In 1448, Pier Maria began construction on the Torrechiara (Clear Tower) Castle, a fortress with luxurious living quarters, built for Bianca as a summer residence. The Parma area in the summer is often muggy, with abundant mosquitoes. Bianca would be spared the heat, as Torrechiara sat atop a hill. Antonia remained on the plain, in the family castle San Secondo, with her many children.
Courtship, Love and Death on the Parma Plain
Their courtship is beautifully documented in the ‘Golden Room’ fresco in the Torrechiara castle by Benedetto Bembo. It depicts a tale of courtly love and chivalry, and is still visited by thousands of tourists every year. Bianca’s portrait in the fresco shows her to be a small, delicate woman. Though the exact date and circumstances are unknown, Bianca Pellegrini died sometime before 1482, and was buried at Torrechiara.

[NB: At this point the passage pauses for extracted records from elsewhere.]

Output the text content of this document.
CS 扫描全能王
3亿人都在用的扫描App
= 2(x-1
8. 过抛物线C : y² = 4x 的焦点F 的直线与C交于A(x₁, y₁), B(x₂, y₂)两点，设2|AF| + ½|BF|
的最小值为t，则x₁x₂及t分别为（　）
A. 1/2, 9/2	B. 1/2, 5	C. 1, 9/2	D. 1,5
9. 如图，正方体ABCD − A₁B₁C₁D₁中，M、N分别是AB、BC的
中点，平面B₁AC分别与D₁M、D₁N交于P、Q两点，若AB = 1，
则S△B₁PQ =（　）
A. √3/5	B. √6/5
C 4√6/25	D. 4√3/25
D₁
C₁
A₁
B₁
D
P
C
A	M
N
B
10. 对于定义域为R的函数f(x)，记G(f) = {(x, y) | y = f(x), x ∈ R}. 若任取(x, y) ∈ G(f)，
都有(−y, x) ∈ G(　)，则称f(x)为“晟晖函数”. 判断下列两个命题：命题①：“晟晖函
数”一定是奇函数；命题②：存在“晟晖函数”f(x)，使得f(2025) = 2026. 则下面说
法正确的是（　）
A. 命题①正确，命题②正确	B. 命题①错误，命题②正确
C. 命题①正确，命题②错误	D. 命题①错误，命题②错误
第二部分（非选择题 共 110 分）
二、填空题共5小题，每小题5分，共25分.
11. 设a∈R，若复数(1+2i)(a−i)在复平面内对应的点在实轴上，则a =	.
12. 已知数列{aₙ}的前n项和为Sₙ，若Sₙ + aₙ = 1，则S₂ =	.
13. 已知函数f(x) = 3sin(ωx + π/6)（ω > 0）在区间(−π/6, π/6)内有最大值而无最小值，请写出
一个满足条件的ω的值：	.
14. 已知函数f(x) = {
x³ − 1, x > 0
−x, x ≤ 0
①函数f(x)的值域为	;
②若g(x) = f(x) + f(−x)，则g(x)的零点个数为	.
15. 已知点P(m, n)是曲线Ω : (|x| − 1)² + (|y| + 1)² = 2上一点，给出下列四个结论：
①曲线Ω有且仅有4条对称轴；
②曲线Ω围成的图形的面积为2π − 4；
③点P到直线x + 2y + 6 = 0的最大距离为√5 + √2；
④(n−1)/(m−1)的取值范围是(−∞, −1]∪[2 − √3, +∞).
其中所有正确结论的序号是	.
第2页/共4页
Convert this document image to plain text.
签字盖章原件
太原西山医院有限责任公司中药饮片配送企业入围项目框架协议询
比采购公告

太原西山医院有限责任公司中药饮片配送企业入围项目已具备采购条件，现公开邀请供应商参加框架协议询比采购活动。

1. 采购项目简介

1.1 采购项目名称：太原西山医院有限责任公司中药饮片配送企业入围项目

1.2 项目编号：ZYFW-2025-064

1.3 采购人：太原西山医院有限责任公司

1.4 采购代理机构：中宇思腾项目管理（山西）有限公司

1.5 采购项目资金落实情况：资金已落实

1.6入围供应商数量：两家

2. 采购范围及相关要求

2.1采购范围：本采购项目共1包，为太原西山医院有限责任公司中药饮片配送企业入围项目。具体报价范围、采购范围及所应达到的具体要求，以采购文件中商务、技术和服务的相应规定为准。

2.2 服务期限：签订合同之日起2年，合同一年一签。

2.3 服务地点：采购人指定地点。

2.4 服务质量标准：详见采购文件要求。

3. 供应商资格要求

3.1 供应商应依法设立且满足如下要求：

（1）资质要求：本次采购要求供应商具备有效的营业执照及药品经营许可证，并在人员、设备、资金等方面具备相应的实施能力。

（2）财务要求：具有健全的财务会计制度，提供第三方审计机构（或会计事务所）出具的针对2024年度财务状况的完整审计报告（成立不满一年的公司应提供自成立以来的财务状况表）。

1482 was an important date for Pier Maria. In that year, after decades in the service of the Milanese , he was accused by them of fomenting discontent among the farmers over the Milanese tax requirements in his territory. The Sforzas, now the rulers of Milan, attacked the San Secondo castle and Pier Maria invited ‘his’ farmers to join his army to defend the rest of his territory, a move that worried the lords of Milan no end. His small army unfortunately lost every battle against the Sforzas. Pier Maria took refuge at Torrechiara, where he died on Sept 1, 1482. He was buried next to Bianca Pellegrini. The castle was ceded to his son Guido Rossi, who later joined the Venetian block, the Sforza’s arch-enemies.
Torrechiara in Langhirano is a two hour drive from Sirmione, Lake Garda. A visit to Torrechiara today is like stepping back into the early Renaissance. Not all of the frescoes commissioned by Pier Maria Rossi have survived. Those that have are lovely renditions of an idea that lives on even today…courtly love.